Dadurch beginnt sehr langsam der Prozess der Versteinerung des Holzes. Wesentlich auf diesen Prozess und die spätere Färbung des Holzes wirkt sich aus, welche Mineralien sich bevorzugt in den, die Stämme umgebenden Schlämmen befinden und wie sie beim Eindringen ins Holz mit den noch vorhandenen Tanninen reagieren. Sind sie z.B. sehr eisenhaltig, wird das Holz während des Prozesses deutlich dunkler. Die Färbung hängt aber auch von der Dicke der Stämme ab. Zur Mitte wird und bleibt das Holz deutlich heller, als am Rand. Es ist also ein Trugschluss, wenn immer wieder behauptet wird, dass man an der Farbe der Mooreiche ihr Alter bestimmen kann. Das Alter des Stammes spielt bei der Färbung zwar auch eine Rolle, es gibt aber noch andere, wesentlichere Faktoren. So verhärtet und verdunkelt sich das Holz während der oft mehrere tausend Jahre dauernden Reife. Die Farbgebung reicht, je nach Mineralien und Alter, von einem hellen Kupferton bis zu tiefem Schwarz. Die Stämme, die gefunden werden, sind zwischen 700 und mehreren tausend Jahren alt. Der älteste, bislang gefundene Stamm wurde auf 8290 Jahre datiert. Er stammt aus dem Fluss Krapina in Kroatien. Woher man das Alter so genau weiß? Dazu kommen wir später noch !

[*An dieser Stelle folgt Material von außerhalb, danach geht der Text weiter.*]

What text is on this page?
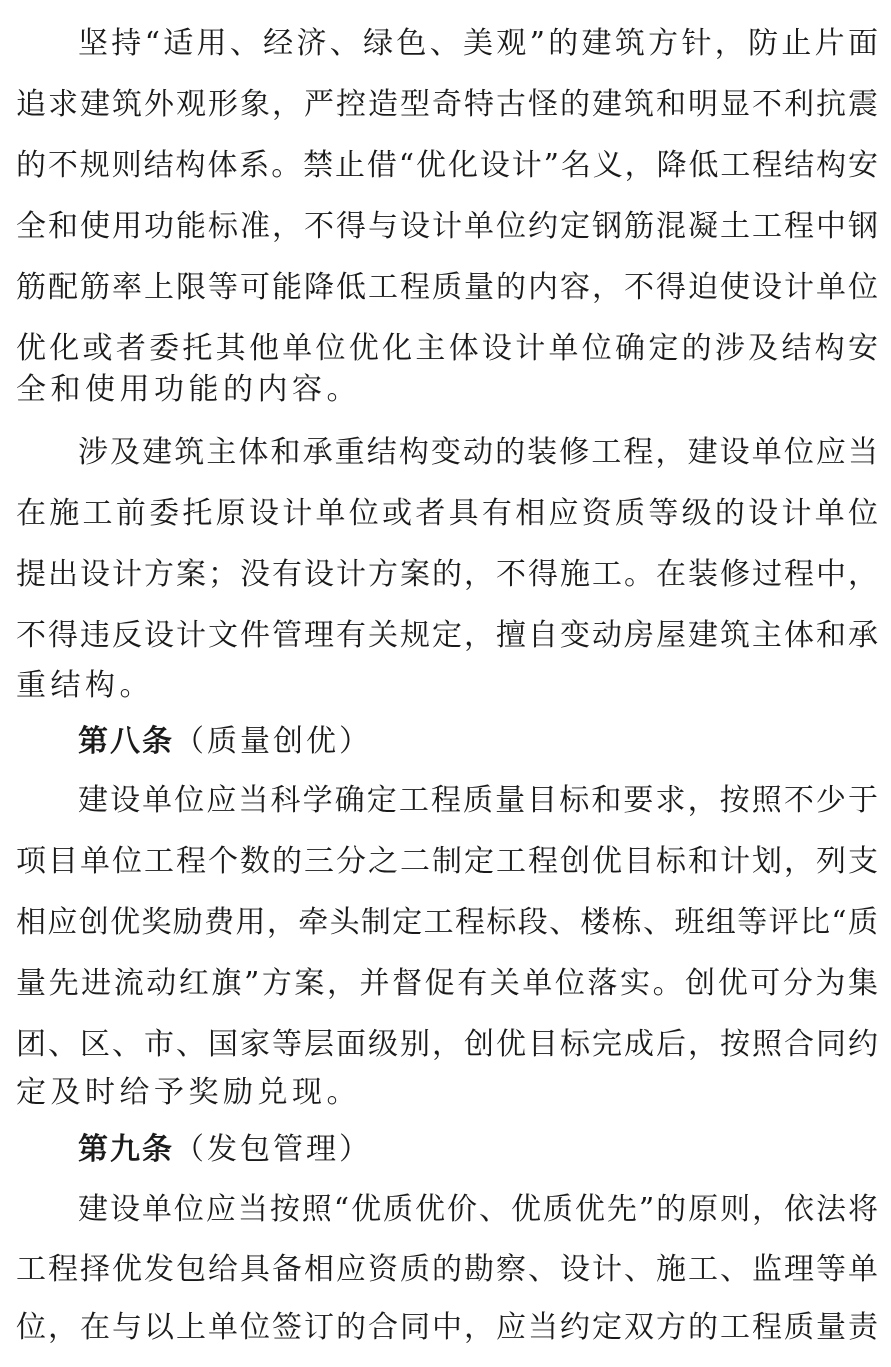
坚持“适用、经济、绿色、美观”的建筑方针，防止片面
追求建筑外观形象，严控造型奇特古怪的建筑和明显不利抗震
的不规则结构体系。禁止借“优化设计”名义，降低工程结构安
全和使用功能标准，不得与设计单位约定钢筋混凝土工程中钢
筋配筋率上限等可能降低工程质量的内容，不得迫使设计单位
优化或者委托其他单位优化主体设计单位确定的涉及结构安
全和使用功能的内容。
涉及建筑主体和承重结构变动的装修工程，建设单位应当
在施工前委托原设计单位或者具有相应资质等级的设计单位
提出设计方案；没有设计方案的，不得施工。在装修过程中，
不得违反设计文件管理有关规定，擅自变动房屋建筑主体和承
重结构。
第八条（质量创优）
建设单位应当科学确定工程质量目标和要求，按照不少于
项目单位工程个数的三分之二制定工程创优目标和计划，列支
相应创优奖励费用，牵头制定工程标段、楼栋、班组等评比“质
量先进流动红旗”方案，并督促有关单位落实。创优可分为集
团、区、市、国家等层面级别，创优目标完成后，按照合同约
定及时给予奖励兑现。
第九条（发包管理）
建设单位应当按照“优质优价、优质优先”的原则，依法将
工程择优发包给具备相应资质的勘察、设计、施工、监理等单
位，在与以上单位签订的合同中，应当约定双方的工程质量责
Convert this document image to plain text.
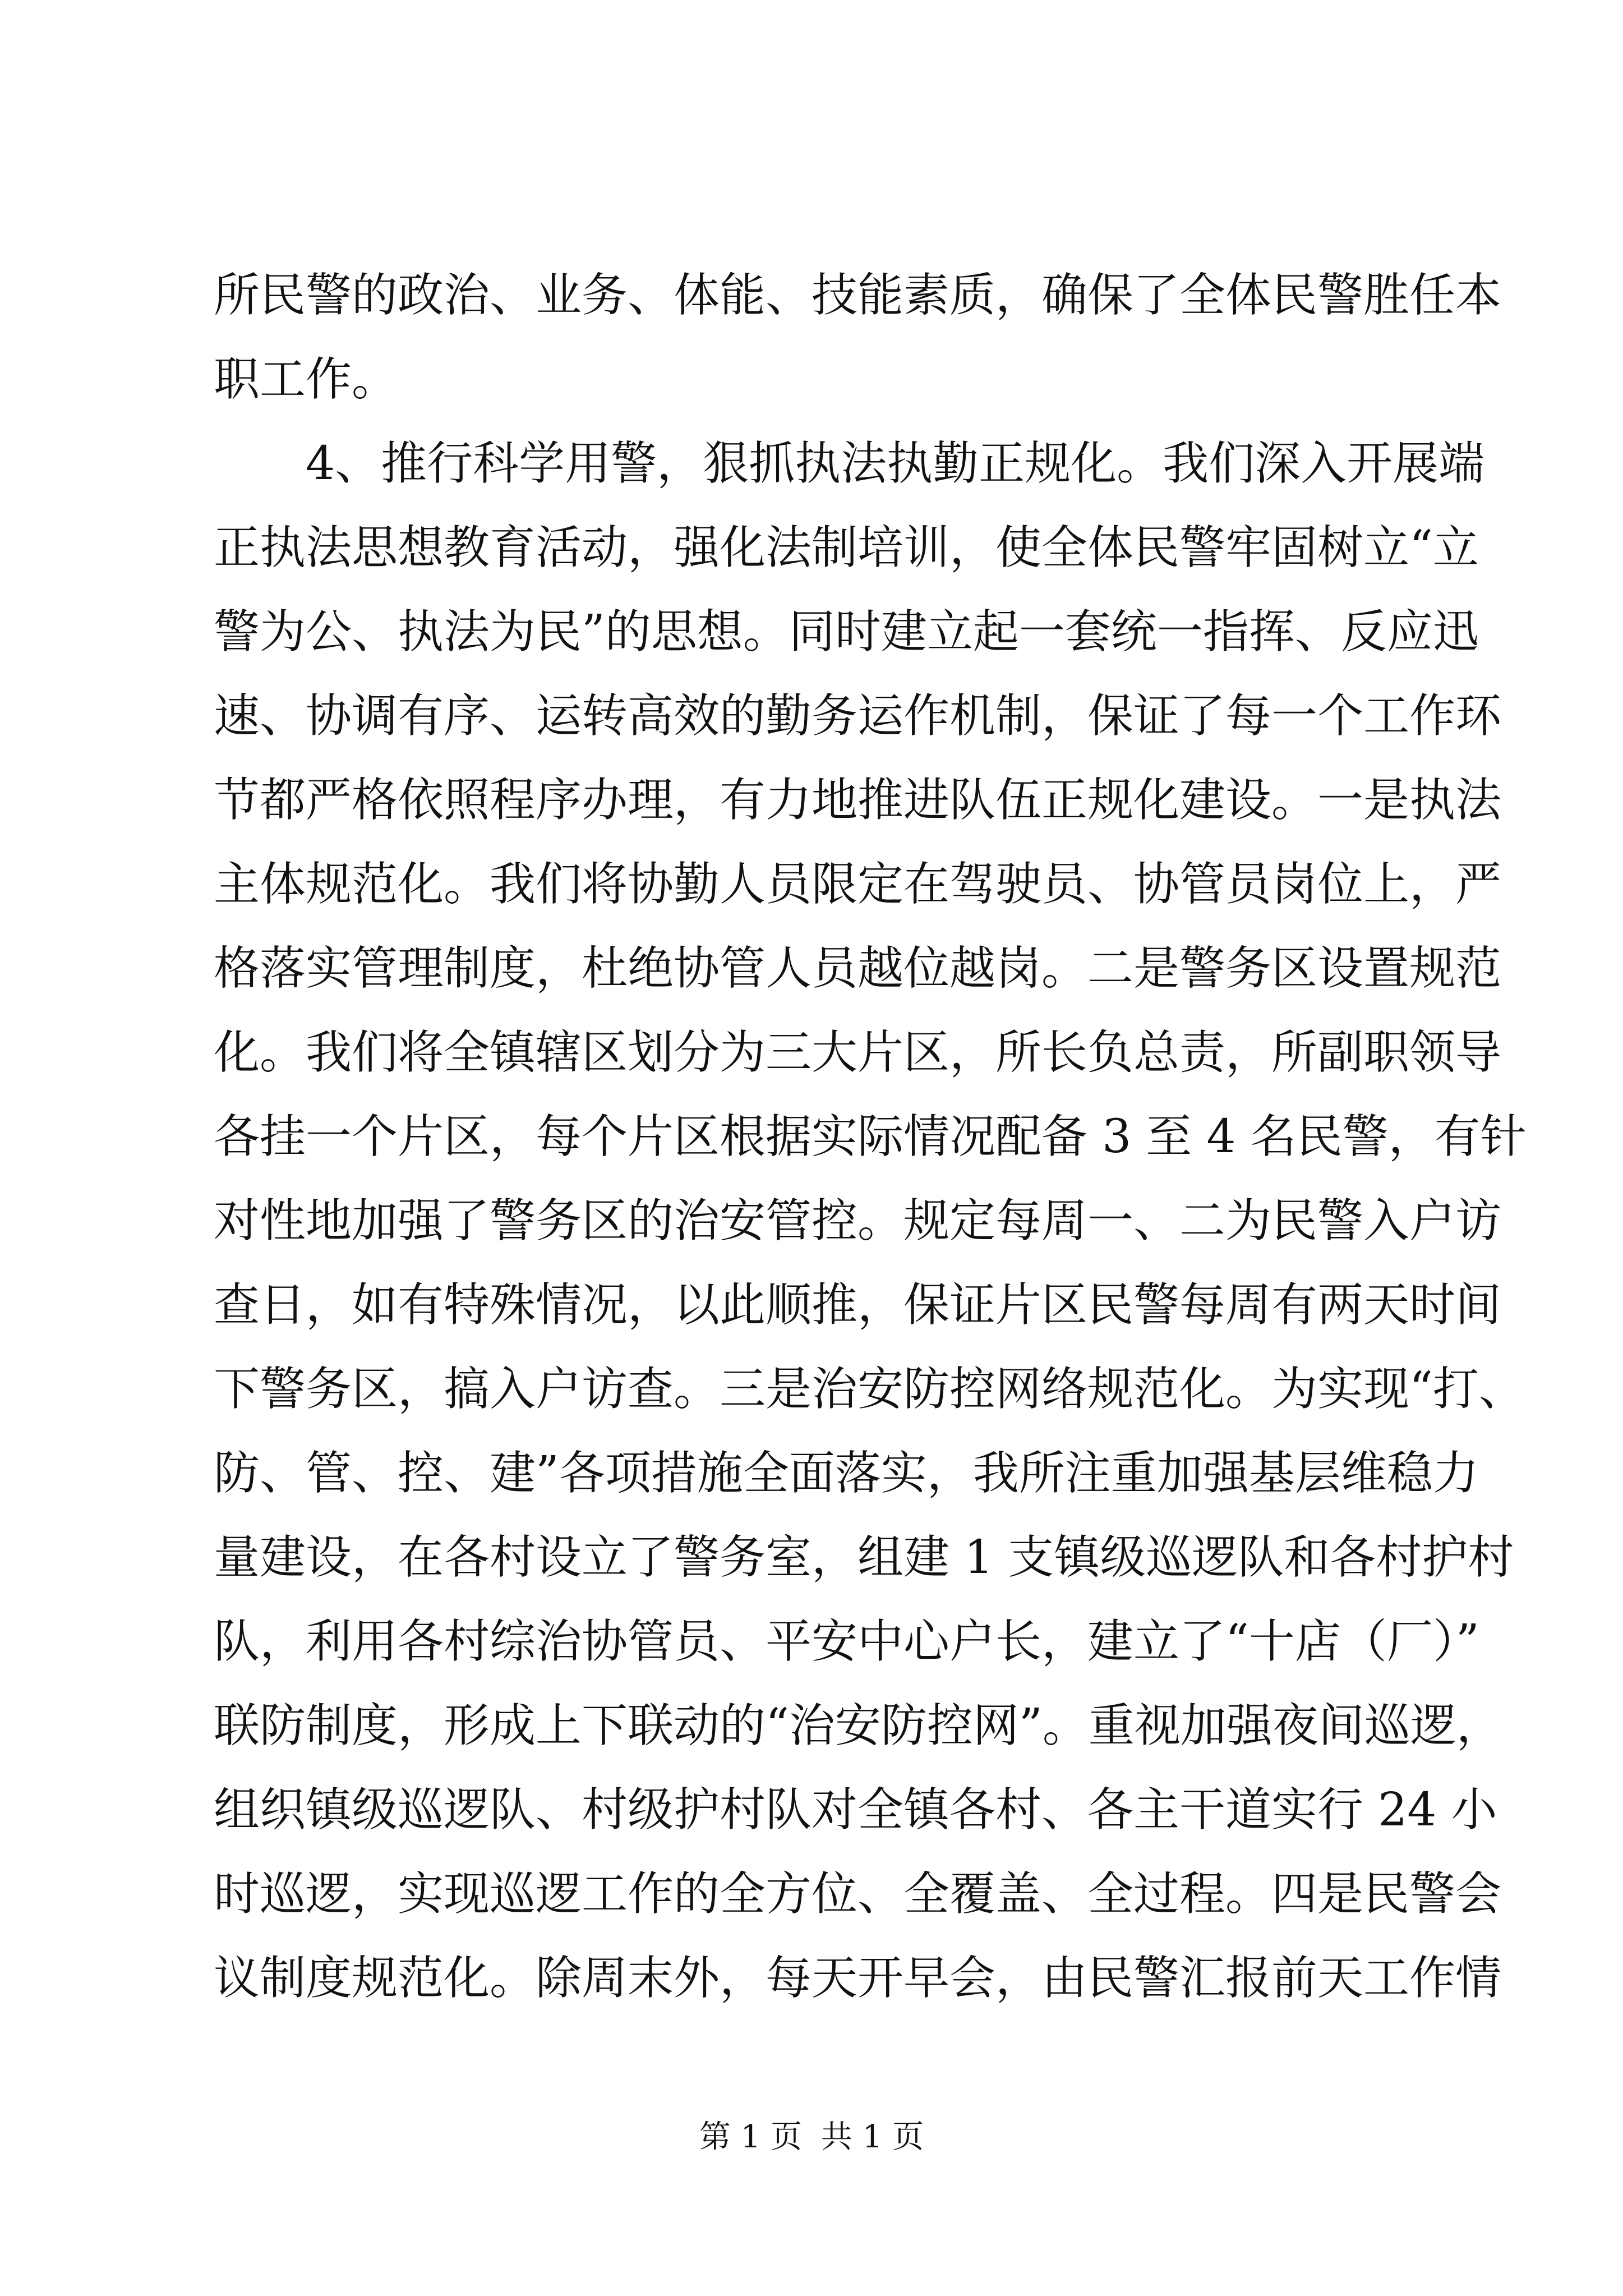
所民警的政治、业务、体能、技能素质，确保了全体民警胜任本
职工作。
4、推行科学用警，狠抓执法执勤正规化。我们深入开展端
正执法思想教育活动，强化法制培训，使全体民警牢固树立“立
警为公、执法为民”的思想。同时建立起一套统一指挥、反应迅
速、协调有序、运转高效的勤务运作机制，保证了每一个工作环
节都严格依照程序办理，有力地推进队伍正规化建设。一是执法
主体规范化。我们将协勤人员限定在驾驶员、协管员岗位上，严
格落实管理制度，杜绝协管人员越位越岗。二是警务区设置规范
化。我们将全镇辖区划分为三大片区，所长负总责，所副职领导
各挂一个片区，每个片区根据实际情况配备 3 至 4 名民警，有针
对性地加强了警务区的治安管控。规定每周一、二为民警入户访
查日，如有特殊情况，以此顺推，保证片区民警每周有两天时间
下警务区，搞入户访查。三是治安防控网络规范化。为实现“打、
防、管、控、建”各项措施全面落实，我所注重加强基层维稳力
量建设，在各村设立了警务室，组建 1 支镇级巡逻队和各村护村
队，利用各村综治协管员、平安中心户长，建立了“十店（厂）”
联防制度，形成上下联动的“治安防控网”。重视加强夜间巡逻，
组织镇级巡逻队、村级护村队对全镇各村、各主干道实行 24 小
时巡逻，实现巡逻工作的全方位、全覆盖、全过程。四是民警会
议制度规范化。除周末外，每天开早会，由民警汇报前天工作情
第 1 页 共 1 页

Wie aber nun findet man diese Stämme ? Das der Zufall bei Baumaßnahmen oder nach Überschwemmungen eine Rolle spielt, ist eher selten. Spezialisten suchen ganz gezielt nach den Stämmen, wie z.B. der wohl erfahrenste Morta-Spezialist überhaupt, Davorin Denovic, aus Zagreb in Kroatien. Denovic, der im Hauptberuf wenig bis gar nichts mit Holz zu tun hat, kam über seinen Freund und Geschäftspartner eher zufällig zur Morta-Pfeifenmacherei. Sein Freund ist bekannt für ganze Raumausstattungen, Skulpturen und besondere Möbelstücke aus Mooreiche und um an ausreichend Nachschub zu kommen, spezialisierten er und Denovic die Suche danach. Kroatien ist zum Glück reich an Mooreiche, sie zu finden setzt aber ein großes Wissen über geographische Besonderheiten und Naturgeschichte voraus. Anhand alter Aufzeichnungen ehemaliger Flussläufe im Vergleich mit dem Ist-Zustand und mit Hilfe geologischer Gutachten engt man die Stellen ein, wo es sich zu suchen lohnen könnte. Hat man eine solche Stelle ausgemacht, ist es zunächst an fachlich versierten Tauchern, der Sache buchstäblich „auf den Grund“ zu gehen. Diese Taucher brauchen Erfahrung und ein gutes Auge, um unter widrigsten Bedingungen (Strömungen, aufgewirbelte Segmente) und unter all`dem Schlamm und den Ablagerungen Stämme zu erkennen, die eine Bergung lohnen. Ist ein solcher Stamm gefunden, fangen die eigentlichen Schwierigkeiten aber erst an.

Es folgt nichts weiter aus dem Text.